Não há regras definidas, o modus operandi varia, “a ausência de uma pegada legislativa só potencia as atividades ilícitas”, completa Serrabulho. Outro lobista corrobora esta posição: “Sem regulação ficas numa terra de ninguém, com muitas áreas cinzentas, e isso potencia abusos por parte das empresas e do poder político”. Registar o nome e o motivo da reunião à chegada seria um método mais simples e “transparente”, garante.
“Se o Estado não define regras, definimos nós”: empresas de lobbying preparam “auto-regulamentação” em 2024
UM ADVOGADO NA SALA?
“Os legisladores não sabem tudo, nem têm obrigação de saber”, afirma um lobista que trabalhou em gabinetes parlamentares e ministeriais.
Recentemente, umas linhas pouco claras num diploma ambiental que o Governo transpôs a partir de uma diretiva europeia poderiam ter tido impacto num outro sector vital do Estado – se um grupo de lobistas não tivesse ajudado a fazer “pequenas correções”. Pouco tempo depois, pelo menos duas medidas temporárias para responder à crise do custo de vida foram alargadas pelo Governo: outra empresa a fazer ‘public affairs’, outros clientes.
“Somos recebidos por todos os partidos”, garante Domingas Carvalhosa, e por isso critica a posição de BE e PCP: acusam os privados de quererem “institucionalizar o tráfico de influências” para criar “um novo modelo de negócio”. Mas esse negócio já existe, diz a responsável da APECOM. “No tráfico de influências não se sabe quem está a representar quem. É tudo feito às escuras. No lobbying está tudo registado, e quem quiser vai lá ver.”
Todos os partidos “têm bastante abertura” para estes contactos, dizem todas as fontes ouvidas pelo Expresso – sobretudo os pequenos, em parte devido a “falta de capacidade legislativa própria”, aponta um ex-lobista, descartando o Chega: “As empresas não têm tanto interesse em reunir com a extrema-direita por razões reputacionais. E também porque as propostas do Chega dificilmente são aprovadas”, nota esta fonte, que trabalhou durante esta legislatura.

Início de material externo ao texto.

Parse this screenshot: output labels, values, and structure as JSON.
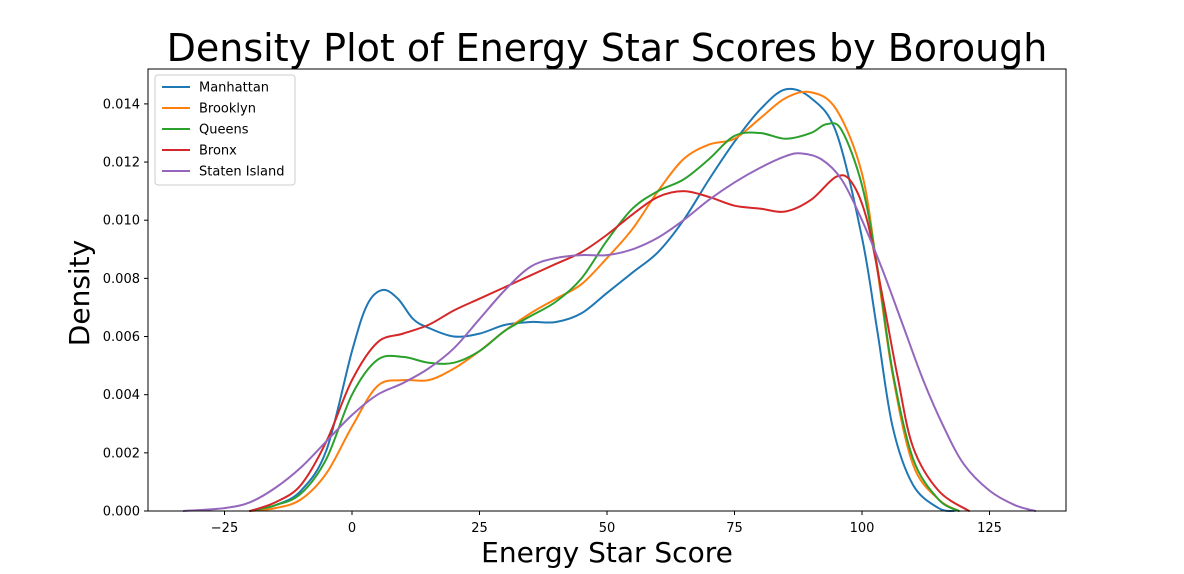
{
  "chart_data": {
    "type": "line",
    "title": "Density Plot of Energy Star Scores by Borough",
    "xlabel": "Energy Star Score",
    "ylabel": "Density",
    "xlim": [
      -40,
      140
    ],
    "ylim": [
      0,
      0.0152
    ],
    "xticks": [
      -25,
      0,
      25,
      50,
      75,
      100,
      125
    ],
    "xtick_labels": [
      "−25",
      "0",
      "25",
      "50",
      "75",
      "100",
      "125"
    ],
    "yticks": [
      0,
      0.002,
      0.004,
      0.006,
      0.008,
      0.01,
      0.012,
      0.014
    ],
    "ytick_labels": [
      "0.000",
      "0.002",
      "0.004",
      "0.006",
      "0.008",
      "0.010",
      "0.012",
      "0.014"
    ],
    "grid": false,
    "legend_position": "top-left",
    "series": [
      {
        "name": "Manhattan",
        "color": "#1f77b4",
        "points": [
          [
            -20,
            0
          ],
          [
            -15,
            0.0002
          ],
          [
            -10,
            0.0007
          ],
          [
            -5,
            0.0021
          ],
          [
            0,
            0.0055
          ],
          [
            3,
            0.0071
          ],
          [
            6,
            0.0076
          ],
          [
            9,
            0.0073
          ],
          [
            12,
            0.0066
          ],
          [
            15,
            0.0063
          ],
          [
            20,
            0.006
          ],
          [
            25,
            0.0061
          ],
          [
            30,
            0.0064
          ],
          [
            35,
            0.0065
          ],
          [
            40,
            0.0065
          ],
          [
            45,
            0.0068
          ],
          [
            50,
            0.0075
          ],
          [
            55,
            0.0082
          ],
          [
            60,
            0.0089
          ],
          [
            65,
            0.01
          ],
          [
            70,
            0.0114
          ],
          [
            75,
            0.0127
          ],
          [
            80,
            0.0138
          ],
          [
            85,
            0.0145
          ],
          [
            90,
            0.0142
          ],
          [
            95,
            0.013
          ],
          [
            100,
            0.0094
          ],
          [
            103,
            0.0062
          ],
          [
            106,
            0.0029
          ],
          [
            110,
            0.0009
          ],
          [
            115,
            0.0001
          ],
          [
            118,
            0
          ]
        ]
      },
      {
        "name": "Brooklyn",
        "color": "#ff7f0e",
        "points": [
          [
            -20,
            0
          ],
          [
            -15,
            0.0001
          ],
          [
            -10,
            0.0004
          ],
          [
            -5,
            0.0013
          ],
          [
            0,
            0.0029
          ],
          [
            5,
            0.0043
          ],
          [
            10,
            0.0045
          ],
          [
            15,
            0.0045
          ],
          [
            20,
            0.0049
          ],
          [
            25,
            0.0055
          ],
          [
            30,
            0.0062
          ],
          [
            35,
            0.0068
          ],
          [
            40,
            0.0073
          ],
          [
            45,
            0.0078
          ],
          [
            50,
            0.0087
          ],
          [
            55,
            0.0097
          ],
          [
            60,
            0.011
          ],
          [
            65,
            0.0121
          ],
          [
            70,
            0.0126
          ],
          [
            75,
            0.0128
          ],
          [
            80,
            0.0135
          ],
          [
            85,
            0.0142
          ],
          [
            90,
            0.0144
          ],
          [
            95,
            0.0138
          ],
          [
            100,
            0.0116
          ],
          [
            103,
            0.0083
          ],
          [
            106,
            0.0047
          ],
          [
            110,
            0.0016
          ],
          [
            115,
            0.0004
          ],
          [
            119,
            0
          ]
        ]
      },
      {
        "name": "Queens",
        "color": "#2ca02c",
        "points": [
          [
            -20,
            0
          ],
          [
            -15,
            0.0002
          ],
          [
            -10,
            0.0006
          ],
          [
            -5,
            0.0018
          ],
          [
            0,
            0.004
          ],
          [
            5,
            0.0052
          ],
          [
            10,
            0.0053
          ],
          [
            15,
            0.0051
          ],
          [
            20,
            0.0051
          ],
          [
            25,
            0.0055
          ],
          [
            30,
            0.0062
          ],
          [
            35,
            0.0067
          ],
          [
            40,
            0.0072
          ],
          [
            45,
            0.008
          ],
          [
            50,
            0.0093
          ],
          [
            55,
            0.0104
          ],
          [
            60,
            0.011
          ],
          [
            65,
            0.0114
          ],
          [
            70,
            0.0121
          ],
          [
            75,
            0.0129
          ],
          [
            80,
            0.013
          ],
          [
            85,
            0.0128
          ],
          [
            90,
            0.013
          ],
          [
            93,
            0.0133
          ],
          [
            96,
            0.0131
          ],
          [
            100,
            0.0112
          ],
          [
            103,
            0.0084
          ],
          [
            106,
            0.0048
          ],
          [
            110,
            0.0018
          ],
          [
            115,
            0.0004
          ],
          [
            119,
            0
          ]
        ]
      },
      {
        "name": "Bronx",
        "color": "#d62728",
        "points": [
          [
            -20,
            0
          ],
          [
            -15,
            0.0003
          ],
          [
            -10,
            0.0009
          ],
          [
            -5,
            0.0024
          ],
          [
            0,
            0.0045
          ],
          [
            5,
            0.0058
          ],
          [
            10,
            0.0061
          ],
          [
            15,
            0.0064
          ],
          [
            20,
            0.0069
          ],
          [
            25,
            0.0073
          ],
          [
            30,
            0.0077
          ],
          [
            35,
            0.0081
          ],
          [
            40,
            0.0085
          ],
          [
            45,
            0.0089
          ],
          [
            50,
            0.0095
          ],
          [
            55,
            0.0102
          ],
          [
            60,
            0.0108
          ],
          [
            65,
            0.011
          ],
          [
            70,
            0.0108
          ],
          [
            75,
            0.0105
          ],
          [
            80,
            0.0104
          ],
          [
            85,
            0.0103
          ],
          [
            90,
            0.0107
          ],
          [
            95,
            0.0115
          ],
          [
            98,
            0.0113
          ],
          [
            101,
            0.01
          ],
          [
            104,
            0.0074
          ],
          [
            107,
            0.0046
          ],
          [
            110,
            0.0022
          ],
          [
            115,
            0.0007
          ],
          [
            121,
            0
          ]
        ]
      },
      {
        "name": "Staten Island",
        "color": "#9467bd",
        "points": [
          [
            -33,
            0
          ],
          [
            -25,
            0.0001
          ],
          [
            -20,
            0.0003
          ],
          [
            -15,
            0.0008
          ],
          [
            -10,
            0.0015
          ],
          [
            -5,
            0.0024
          ],
          [
            0,
            0.0033
          ],
          [
            5,
            0.004
          ],
          [
            10,
            0.0044
          ],
          [
            15,
            0.0049
          ],
          [
            20,
            0.0056
          ],
          [
            25,
            0.0066
          ],
          [
            30,
            0.0076
          ],
          [
            35,
            0.0084
          ],
          [
            40,
            0.0087
          ],
          [
            45,
            0.0088
          ],
          [
            50,
            0.0088
          ],
          [
            55,
            0.009
          ],
          [
            60,
            0.0094
          ],
          [
            65,
            0.01
          ],
          [
            70,
            0.0107
          ],
          [
            75,
            0.0113
          ],
          [
            80,
            0.0118
          ],
          [
            85,
            0.0122
          ],
          [
            88,
            0.0123
          ],
          [
            92,
            0.0121
          ],
          [
            96,
            0.0114
          ],
          [
            100,
            0.01
          ],
          [
            104,
            0.0083
          ],
          [
            108,
            0.0064
          ],
          [
            112,
            0.0045
          ],
          [
            116,
            0.0029
          ],
          [
            120,
            0.0016
          ],
          [
            125,
            0.0007
          ],
          [
            130,
            0.0002
          ],
          [
            134,
            0
          ]
        ]
      }
    ]
  }
}
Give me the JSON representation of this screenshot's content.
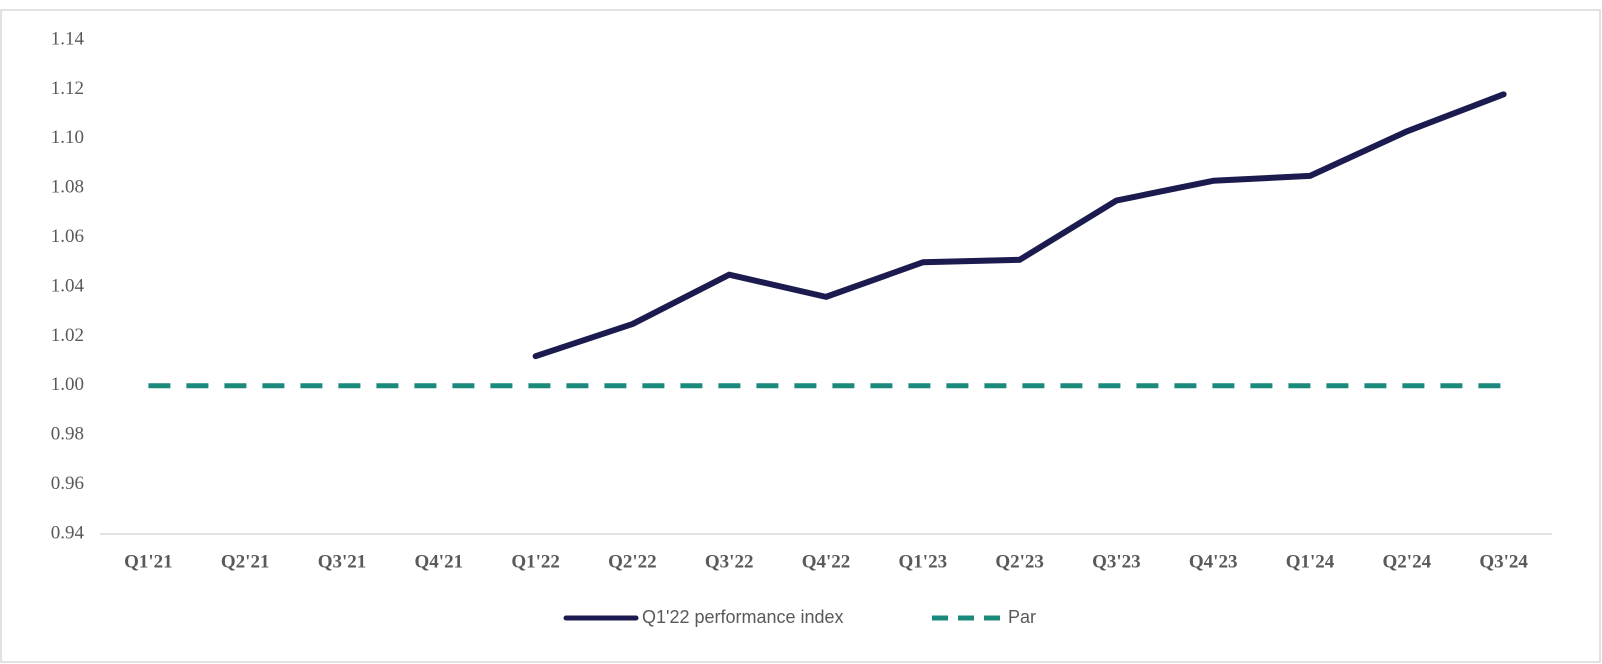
{
  "chart_data": {
    "type": "line",
    "categories": [
      "Q1'21",
      "Q2'21",
      "Q3'21",
      "Q4'21",
      "Q1'22",
      "Q2'22",
      "Q3'22",
      "Q4'22",
      "Q1'23",
      "Q2'23",
      "Q3'23",
      "Q4'23",
      "Q1'24",
      "Q2'24",
      "Q3'24"
    ],
    "series": [
      {
        "name": "Q1'22 performance index",
        "color": "#1b1b4f",
        "dash": false,
        "values": [
          null,
          null,
          null,
          null,
          1.012,
          1.025,
          1.045,
          1.036,
          1.05,
          1.051,
          1.075,
          1.083,
          1.085,
          1.103,
          1.118
        ]
      },
      {
        "name": "Par",
        "color": "#1b8a7c",
        "dash": true,
        "values": [
          1.0,
          1.0,
          1.0,
          1.0,
          1.0,
          1.0,
          1.0,
          1.0,
          1.0,
          1.0,
          1.0,
          1.0,
          1.0,
          1.0,
          1.0
        ]
      }
    ],
    "ylim": [
      0.94,
      1.14
    ],
    "yticks": [
      0.94,
      0.96,
      0.98,
      {
        "value": 1.0,
        "label": "1.00"
      },
      1.02,
      1.04,
      1.06,
      1.08,
      {
        "value": 1.1,
        "label": "1.10"
      },
      1.12,
      1.14
    ],
    "grid": false,
    "legend": "bottom"
  }
}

Fora da AR, a teoria mais forte para o atual bloqueio é esta: os advogados teriam de revelar os seus clientes, mas têm dever de “segredo profissional”. Um responsável de um dos maiores escritórios de advogados do país é taxativo: “Os advogados não podem fazer lobby devido à natureza da profissão.”
Consultores de ‘public affairs’ não têm as mesmas obrigações. “Quando um advogado vai ao Parlamento falar com os decisores políticos sobre os interesses do seu cliente, isso não é advocacia. É lobbying”, afirma Domingas Carvalhosa, pedindo uma posição pública à Bastonária sobre a questão.
Há tons de cinzento. “Uma coisa é a advocacia pura e dura, outra é a representação de interesses. A fronteira é que é tramada. Há situações em que a argumentação [para tentar influenciar uma decisão] toca no direito, e essas situações nem sempre são óbvias”, opina um advogado que já exerceu funções governativas. E um lobista profissional acrescenta: “Quando o cliente tem um advogado na sala sente-se sempre mais seguro.”
Apesar de ter regras mais avançadas, a União Europeia passa por debate idêntico. Há 80 grandes escritórios em Bruxelas, mas só 17 estão registadas no mecanismo comum de transparência.
Acima de tudo, a crise política mostra a necessidade urgente de regulamentar a profissão, diz Carvalhosa. Quando a AR tomar posse, quer regras “simples, gratuitas e preferencialmente online, para chegarem ao maior número de pessoas”. Se este fosse o cenário atual, talvez o Governo não tivesse caído com tanta violência, aponta outra lobista. A empresa [Smart Campus] sentou-se com o Governo. Se o registo [das reuniões] fosse obrigatório, talvez toda a situação tivesse sido minimizada. Não havendo regras, as consequências são o que são.”